Segundo a justificativa para a revogação, a Lei 1341 visava “impedir o governo constitucional de Jeanine Áñez de usar legal e legitimamente a força constitucional e pública do Estado”, com o intuito de desestabilizá-lo e derrubá-lo, por meio de violência supostamente concebida e financiada pelo “regime fraudulento” do ex-presidente Evo Morales. A aprovação da lei em 2020 ocorreu após a renúncia de Evo Morales em novembro de 2019, em meio a acusações de fraude eleitoral e pressão militar, que culminou com a ascensão da então senadora de oposição Jeanine Áñez ao poder. Áñez, por sua vez, aproveitou a pandemia para atrasar as eleições, gerando novos protestos. Após a vitória de Luis Arce, do MAS, Jeanine Áñez foi presa em março de 2021, acusada de golpe de Estado, e posteriormente libertada após a vitória de Rodrigo Paz no ano passado, tendo passado mais de quatro anos detida.

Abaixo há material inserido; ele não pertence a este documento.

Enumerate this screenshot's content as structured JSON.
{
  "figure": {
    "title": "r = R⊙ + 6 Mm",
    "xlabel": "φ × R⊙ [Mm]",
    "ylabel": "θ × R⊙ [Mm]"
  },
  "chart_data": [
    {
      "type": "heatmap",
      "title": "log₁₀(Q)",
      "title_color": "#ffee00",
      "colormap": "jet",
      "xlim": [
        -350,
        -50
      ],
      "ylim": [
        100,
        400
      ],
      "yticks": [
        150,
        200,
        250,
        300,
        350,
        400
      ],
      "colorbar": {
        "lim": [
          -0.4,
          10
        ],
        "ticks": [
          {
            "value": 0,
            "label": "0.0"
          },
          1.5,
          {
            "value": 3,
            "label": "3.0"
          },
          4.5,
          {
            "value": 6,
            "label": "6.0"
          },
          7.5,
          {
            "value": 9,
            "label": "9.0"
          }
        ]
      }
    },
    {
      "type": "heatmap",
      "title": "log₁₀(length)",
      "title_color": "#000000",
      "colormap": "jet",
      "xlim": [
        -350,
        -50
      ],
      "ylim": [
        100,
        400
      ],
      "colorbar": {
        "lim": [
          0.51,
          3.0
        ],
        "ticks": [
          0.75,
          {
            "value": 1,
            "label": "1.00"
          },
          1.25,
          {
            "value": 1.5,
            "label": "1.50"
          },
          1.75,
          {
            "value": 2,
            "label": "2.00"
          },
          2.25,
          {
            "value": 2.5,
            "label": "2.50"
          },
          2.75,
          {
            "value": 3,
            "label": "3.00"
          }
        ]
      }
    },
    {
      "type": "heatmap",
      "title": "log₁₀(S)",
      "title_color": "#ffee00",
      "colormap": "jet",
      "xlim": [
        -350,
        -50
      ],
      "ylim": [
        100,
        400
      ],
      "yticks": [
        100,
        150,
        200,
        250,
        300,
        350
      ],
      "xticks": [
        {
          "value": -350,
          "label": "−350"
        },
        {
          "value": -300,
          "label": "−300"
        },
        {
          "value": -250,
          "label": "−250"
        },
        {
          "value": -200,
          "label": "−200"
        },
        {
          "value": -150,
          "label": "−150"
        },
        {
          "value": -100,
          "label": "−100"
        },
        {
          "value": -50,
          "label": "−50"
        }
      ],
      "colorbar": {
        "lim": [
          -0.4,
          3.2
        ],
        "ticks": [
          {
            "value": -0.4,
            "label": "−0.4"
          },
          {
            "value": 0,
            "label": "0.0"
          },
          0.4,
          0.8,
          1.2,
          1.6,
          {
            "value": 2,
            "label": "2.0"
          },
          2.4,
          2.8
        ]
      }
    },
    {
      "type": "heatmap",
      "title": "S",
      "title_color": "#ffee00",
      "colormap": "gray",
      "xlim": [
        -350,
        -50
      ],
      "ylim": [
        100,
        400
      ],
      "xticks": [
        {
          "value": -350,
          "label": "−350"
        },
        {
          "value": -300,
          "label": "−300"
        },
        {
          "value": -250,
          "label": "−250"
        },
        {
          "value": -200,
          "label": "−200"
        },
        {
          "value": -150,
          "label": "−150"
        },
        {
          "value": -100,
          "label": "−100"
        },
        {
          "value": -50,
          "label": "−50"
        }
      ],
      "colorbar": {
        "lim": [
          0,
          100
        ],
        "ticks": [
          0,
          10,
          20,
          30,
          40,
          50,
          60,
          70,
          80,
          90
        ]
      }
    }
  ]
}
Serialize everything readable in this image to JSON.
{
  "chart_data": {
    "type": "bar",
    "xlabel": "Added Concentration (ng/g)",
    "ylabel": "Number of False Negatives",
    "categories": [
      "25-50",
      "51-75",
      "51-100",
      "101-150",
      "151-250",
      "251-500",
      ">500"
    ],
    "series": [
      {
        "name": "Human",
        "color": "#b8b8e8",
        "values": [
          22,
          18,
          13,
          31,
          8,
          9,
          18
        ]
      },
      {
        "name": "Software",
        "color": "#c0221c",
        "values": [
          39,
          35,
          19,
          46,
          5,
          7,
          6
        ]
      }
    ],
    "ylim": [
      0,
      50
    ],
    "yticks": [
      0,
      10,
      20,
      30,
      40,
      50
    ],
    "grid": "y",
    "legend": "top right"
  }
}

A Constituição Boliviana e as Fronteiras do Estado de Exceção

O deputado Roberto Salazar reiterou que a própria Constituição boliviana já oferece arcabouço suficiente para disciplinar o uso do estado de exceção, tornando desnecessária uma lei infraconstitucional. O Artigo 137 da Carta Magna boliviana autoriza a declaração de estado de exceção em casos de “ameaça à segurança nacional, ameaça externa, agitação interna ou desastre natural”. Contudo, o mesmo artigo estabelece limites claros, afirmando que a declaração não pode, em hipótese alguma, suspender garantias de direitos, direitos fundamentais, o direito ao devido processo legal, o direito à informação ou os direitos das pessoas privadas de liberdade. Adicionalmente, qualquer estado de exceção decretado pelo presidente requer aprovação parlamentar em até 72 horas.

Perspectivas para a Bolívia

A revogação da Lei 1341 confere ao presidente Rodrigo Paz uma ferramenta jurídica de maior alcance em um momento de profunda instabilidade. A tensão entre o anseio governamental por restabelecer a ordem e a resistência popular se intensifica, enquanto a Bolívia busca um caminho para superar a crise. A forma como o governo utilizará esses poderes ampliados, e a resposta da sociedade civil, serão determinantes para o futuro político do país andino, sempre sob o escrutínio das garantias constitucionais que permanecem em vigor.